Богемная трилогия
Шрифт:
Муж сестры через два года женился, привел в дом новую жену, но право заходить в библиотеку отца никем не было отменено, и однажды, взяв какую-то нужную ему книгу после довольно долгого неприхода в отчий дом, Михаил уединился в туалете, сел на толчок и увидел, что мешочек на гвозде, из которого торчали газеты, сшит из байкового маминого халата. Больше он в этот дом не приходил.
Михаил никого не хотел винить, старик тоже, но оба знали, что виновато время, оно приносит забвение. А это слово старик ненавидел.
Мусорный ветер бил в лицо, он хватал ветер руками, жизнь либо была, либо ее не было, мы умрем, наши вещи переживут нас, пусть их вид не заставит краснеть за нас. Взгляните: только что это было сиденьем стула, и вот уже рама, и в ней улыбающееся лицо девочки-куклы. Все очень просто, надо только увидеть предназначение, заставить жить заново.
Главное — непредвзятость. Это стул — на нем сидят? Это стол — за ним едят? Почему? Когда исчезнут инструкции, начнется искусство. Инструкция подлая бумажка, чтобы снять с себя ответственность, надо возвращать вещь изготовителю переделанной — сводить его с ума.
«И как этому старому педерасту удалось приручить весь город?» — спросила сама себя вслух его сестра Мария и перевернула на сковороде толстолобика. Она знала, что брат терпеть не мог рыбный запах, сама тоже рыбу не любила, но отыскивала, где только могла, и жарила по утрам.
Отчий дом теперь принадлежал им обоим. Всю жизнь она прожила с родителями, здесь вышла замуж, отсюда хоронила отца, но вернулся Георгий, и покойная мать отдала ему лучшую половину.

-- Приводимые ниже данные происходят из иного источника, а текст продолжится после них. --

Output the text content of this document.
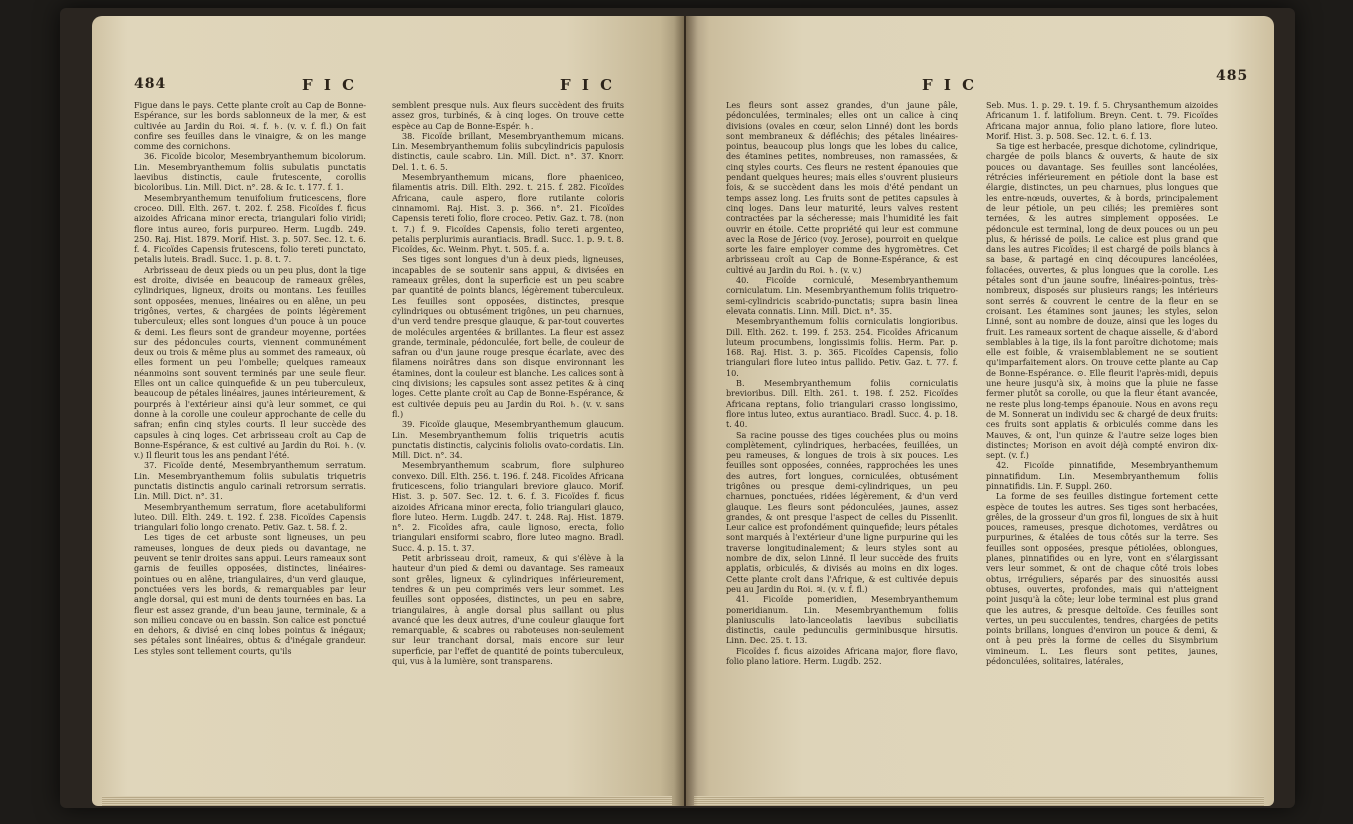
484	F I C	F I C

Figue dans le pays. Cette plante croît au Cap de Bonne-Espérance, sur les bords sablonneux de la mer, & est cultivée au Jardin du Roi. ♃. f. ♄. (v. v. f. fl.) On fait confire ses feuilles dans le vinaigre, & on les mange comme des cornichons.

36. Ficoïde bicolor, Mesembryanthemum bicolorum. Lin. Mesembryanthemum foliis subulatis punctatis laevibus distinctis, caule frutescente, corollis bicoloribus. Lin. Mill. Dict. n°. 28. & Ic. t. 177. f. 1.

Mesembryanthemum tenuifolium fruticescens, flore croceo. Dill. Elth. 267. t. 202. f. 258. Ficoïdes f. ficus aizoides Africana minor erecta, triangulari folio viridi; flore intus aureo, foris purpureo. Herm. Lugdb. 249. 250. Raj. Hist. 1879. Morif. Hist. 3. p. 507. Sec. 12. t. 6. f. 4. Ficoïdes Capensis frutescens, folio tereti punctato, petalis luteis. Bradl. Succ. 1. p. 8. t. 7.

Arbrisseau de deux pieds ou un peu plus, dont la tige est droite, divisée en beaucoup de rameaux grêles, cylindriques, ligneux, droits ou montans. Les feuilles sont opposées, menues, linéaires ou en alêne, un peu trigônes, vertes, & chargées de points légèrement tuberculeux; elles sont longues d'un pouce à un pouce & demi. Les fleurs sont de grandeur moyenne, portées sur des pédoncules courts, viennent communément deux ou trois & même plus au sommet des rameaux, où elles forment un peu l'ombelle; quelques rameaux néanmoins sont souvent terminés par une seule fleur. Elles ont un calice quinquefide & un peu tuberculeux, beaucoup de pétales linéaires, jaunes intérieurement, & pourprés à l'extérieur ainsi qu'à leur sommet, ce qui donne à la corolle une couleur approchante de celle du safran; enfin cinq styles courts. Il leur succède des capsules à cinq loges. Cet arbrisseau croît au Cap de Bonne-Espérance, & est cultivé au Jardin du Roi. ♄. (v. v.) Il fleurit tous les ans pendant l'été.

37. Ficoïde denté, Mesembryanthemum serratum. Lin. Mesembryanthemum foliis subulatis triquetris punctatis distinctis angulo carinali retrorsum serratis. Lin. Mill. Dict. n°. 31.

Mesembryanthemum serratum, flore acetabuliformi luteo. Dill. Elth. 249. t. 192. f. 238. Ficoïdes Capensis triangulari folio longo crenato. Petiv. Gaz. t. 58. f. 2.

Les tiges de cet arbuste sont ligneuses, un peu rameuses, longues de deux pieds ou davantage, ne peuvent se tenir droites sans appui. Leurs rameaux sont garnis de feuilles opposées, distinctes, linéaires-pointues ou en alêne, triangulaires, d'un verd glauque, ponctuées vers les bords, & remarquables par leur angle dorsal, qui est muni de dents tournées en bas. La fleur est assez grande, d'un beau jaune, terminale, & a son milieu concave ou en bassin. Son calice est ponctué en dehors, & divisé en cinq lobes pointus & inégaux; ses pétales sont linéaires, obtus & d'inégale grandeur. Les styles sont tellement courts, qu'ils

semblent presque nuls. Aux fleurs succèdent des fruits assez gros, turbinés, & à cinq loges. On trouve cette espèce au Cap de Bonne-Espér. ♄.

38. Ficoïde brillant, Mesembryanthemum micans. Lin. Mesembryanthemum foliis subcylindricis papulosis distinctis, caule scabro. Lin. Mill. Dict. n°. 37. Knorr. Del. 1. t. 6. 5.

Mesembryanthemum micans, flore phaeniceo, filamentis atris. Dill. Elth. 292. t. 215. f. 282. Ficoïdes Africana, caule aspero, flore rutilante coloris cinnamomi. Raj. Hist. 3. p. 366. n°. 21. Ficoïdes Capensis tereti folio, flore croceo. Petiv. Gaz. t. 78. (non t. 7.) f. 9. Ficoïdes Capensis, folio tereti argenteo, petalis perplurimis aurantiacis. Bradl. Succ. 1. p. 9. t. 8. Ficoïdes, &c. Weinm. Phyt. t. 505. f. a.

Ses tiges sont longues d'un à deux pieds, ligneuses, incapables de se soutenir sans appui, & divisées en rameaux grêles, dont la superficie est un peu scabre par quantité de points blancs, légèrement tuberculeux. Les feuilles sont opposées, distinctes, presque cylindriques ou obtusément trigônes, un peu charnues, d'un verd tendre presque glauque, & par-tout couvertes de molécules argentées & brillantes. La fleur est assez grande, terminale, pédonculée, fort belle, de couleur de safran ou d'un jaune rouge presque écarlate, avec des filamens noirâtres dans son disque environnant les étamines, dont la couleur est blanche. Les calices sont à cinq divisions; les capsules sont assez petites & à cinq loges. Cette plante croît au Cap de Bonne-Espérance, & est cultivée depuis peu au Jardin du Roi. ♄. (v. v. sans fl.)

39. Ficoïde glauque, Mesembryanthemum glaucum. Lin. Mesembryanthemum foliis triquetris acutis punctatis distinctis, calycinis foliolis ovato-cordatis. Lin. Mill. Dict. n°. 34.

Mesembryanthemum scabrum, flore sulphureo convexo. Dill. Elth. 256. t. 196. f. 248. Ficoïdes Africana fruticescens, folio triangulari breviore glauco. Morif. Hist. 3. p. 507. Sec. 12. t. 6. f. 3. Ficoïdes f. ficus aizoides Africana minor erecta, folio triangulari glauco, flore luteo. Herm. Lugdb. 247. t. 248. Raj. Hist. 1879. n°. 2. Ficoïdes afra, caule lignoso, erecta, folio triangulari ensiformi scabro, flore luteo magno. Bradl. Succ. 4. p. 15. t. 37.

Petit arbrisseau droit, rameux, & qui s'élève à la hauteur d'un pied & demi ou davantage. Ses rameaux sont grêles, ligneux & cylindriques inférieurement, tendres & un peu comprimés vers leur sommet. Les feuilles sont opposées, distinctes, un peu en sabre, triangulaires, à angle dorsal plus saillant ou plus avancé que les deux autres, d'une couleur glauque fort remarquable, & scabres ou raboteuses non-seulement sur leur tranchant dorsal, mais encore sur leur superficie, par l'effet de quantité de points tuberculeux, qui, vus à la lumière, sont transparens.

F I C	485

Les fleurs sont assez grandes, d'un jaune pâle, pédonculées, terminales; elles ont un calice à cinq divisions (ovales en cœur, selon Linné) dont les bords sont membraneux & défléchis; des pétales linéaires-pointus, beaucoup plus longs que les lobes du calice, des étamines petites, nombreuses, non ramassées, & cinq styles courts. Ces fleurs ne restent épanouies que pendant quelques heures; mais elles s'ouvrent plusieurs fois, & se succèdent dans les mois d'été pendant un temps assez long. Les fruits sont de petites capsules à cinq loges. Dans leur maturité, leurs valves restent contractées par la sécheresse; mais l'humidité les fait ouvrir en étoile. Cette propriété qui leur est commune avec la Rose de Jérico (voy. Jerose), pourroit en quelque sorte les faire employer comme des hygromètres. Cet arbrisseau croît au Cap de Bonne-Espérance, & est cultivé au Jardin du Roi. ♄. (v. v.)

40. Ficoïde corniculé, Mesembryanthemum corniculatum. Lin. Mesembryanthemum foliis triquetro-semi-cylindricis scabrido-punctatis; supra basin linea elevata connatis. Linn. Mill. Dict. n°. 35.

Mesembryanthemum foliis corniculatis longioribus. Dill. Elth. 262. t. 199. f. 253. 254. Ficoïdes Africanum luteum procumbens, longissimis foliis. Herm. Par. p. 168. Raj. Hist. 3. p. 365. Ficoïdes Capensis, folio triangulari flore luteo intus pallido. Petiv. Gaz. t. 77. f. 10.

B. Mesembryanthemum foliis corniculatis brevioribus. Dill. Elth. 261. t. 198. f. 252. Ficoïdes Africana reptans, folio triangulari crasso longissimo, flore intus luteo, extus aurantiaco. Bradl. Succ. 4. p. 18. t. 40.

Sa racine pousse des tiges couchées plus ou moins complètement, cylindriques, herbacées, feuillées, un peu rameuses, & longues de trois à six pouces. Les feuilles sont opposées, connées, rapprochées les unes des autres, fort longues, corniculées, obtusément trigônes ou presque demi-cylindriques, un peu charnues, ponctuées, ridées légèrement, & d'un verd glauque. Les fleurs sont pédonculées, jaunes, assez grandes, & ont presque l'aspect de celles du Pissenlit. Leur calice est profondément quinquefide; leurs pétales sont marqués à l'extérieur d'une ligne purpurine qui les traverse longitudinalement; & leurs styles sont au nombre de dix, selon Linné. Il leur succède des fruits applatis, orbiculés, & divisés au moins en dix loges. Cette plante croît dans l'Afrique, & est cultivée depuis peu au Jardin du Roi. ♃. (v. v. f. fl.)

41. Ficoïde pomeridien, Mesembryanthemum pomeridianum. Lin. Mesembryanthemum foliis planiusculis lato-lanceolatis laevibus subciliatis distinctis, caule pedunculis germinibusque hirsutis. Linn. Dec. 25. t. 13.

Ficoïdes f. ficus aizoides Africana major, flore flavo, folio plano latiore. Herm. Lugdb. 252.

Seb. Mus. 1. p. 29. t. 19. f. 5. Chrysanthemum aizoides Africanum 1. f. latifolium. Breyn. Cent. t. 79. Ficoïdes Africana major annua, folio plano latiore, flore luteo. Morif. Hist. 3. p. 508. Sec. 12. t. 6. f. 13.

Sa tige est herbacée, presque dichotome, cylindrique, chargée de poils blancs & ouverts, & haute de six pouces ou davantage. Ses feuilles sont lancéolées, rétrécies inférieurement en pétiole dont la base est élargie, distinctes, un peu charnues, plus longues que les entre-nœuds, ouvertes, & à bords, principalement de leur pétiole, un peu ciliés; les premières sont ternées, & les autres simplement opposées. Le pédoncule est terminal, long de deux pouces ou un peu plus, & hérissé de poils. Le calice est plus grand que dans les autres Ficoïdes; il est chargé de poils blancs à sa base, & partagé en cinq découpures lancéolées, foliacées, ouvertes, & plus longues que la corolle. Les pétales sont d'un jaune soufre, linéaires-pointus, très-nombreux, disposés sur plusieurs rangs; les intérieurs sont serrés & couvrent le centre de la fleur en se croisant. Les étamines sont jaunes; les styles, selon Linné, sont au nombre de douze, ainsi que les loges du fruit. Les rameaux sortent de chaque aisselle, & d'abord semblables à la tige, ils la font paroître dichotome; mais elle est foible, & vraisemblablement ne se soutient qu'imparfaitement alors. On trouve cette plante au Cap de Bonne-Espérance. ⊙. Elle fleurit l'après-midi, depuis une heure jusqu'à six, à moins que la pluie ne fasse fermer plutôt sa corolle, ou que la fleur étant avancée, ne reste plus long-temps épanouie. Nous en avons reçu de M. Sonnerat un individu sec & chargé de deux fruits: ces fruits sont applatis & orbiculés comme dans les Mauves, & ont, l'un quinze & l'autre seize loges bien distinctes; Morison en avoit déjà compté environ dix-sept. (v. f.)

42. Ficoïde pinnatifide, Mesembryanthemum pinnatifidum. Lin. Mesembryanthemum foliis pinnatifidis. Lin. F. Suppl. 260.

La forme de ses feuilles distingue fortement cette espèce de toutes les autres. Ses tiges sont herbacées, grêles, de la grosseur d'un gros fil, longues de six à huit pouces, rameuses, presque dichotomes, verdâtres ou purpurines, & étalées de tous côtés sur la terre. Ses feuilles sont opposées, presque pétiolées, oblongues, planes, pinnatifides ou en lyre, vont en s'élargissant vers leur sommet, & ont de chaque côté trois lobes obtus, irréguliers, séparés par des sinuosités aussi obtuses, ouvertes, profondes, mais qui n'atteignent point jusqu'à la côte; leur lobe terminal est plus grand que les autres, & presque deltoïde. Ces feuilles sont vertes, un peu succulentes, tendres, chargées de petits points brillans, longues d'environ un pouce & demi, & ont à peu près la forme de celles du Sisymbrium vimineum. L. Les fleurs sont petites, jaunes, pédonculées, solitaires, latérales,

Она ненавидела его не за то, что вернулся, втайне она сострадала брату, считая его неудачником, она ненавидела за то, что материнский подарок принял он как должное. Он все принимал как должное, гений, мир был обязан ему всем; когда не было еды, он кричал соседям, чтобы принесли, и те несли; когда не было денег, он продавал какую-нибудь дорогую вещь из родительского наследства, не спрашивая ее, Марию, и все ночи напролет торчали на его половине гости, которым почему-то интересно было знать, о чем думает этот старый неуч, не прочитавший ни одной книжки, она-то знала, что в доме у него ни одной книжки не было, а в детстве, когда еще можно было прочесть, ничего, кроме рисования, его не интересовало.
Она, умная, образованная женщина, кандидат экономических наук, сидела на своей половине одна, а он кормил гостей чужой едой и своими байками.
Обиднее всего, что мама любила сына больше дочери, мама, хитрая мудрая женщина, становилась с ним совсем идиоткой, позволяла делать все.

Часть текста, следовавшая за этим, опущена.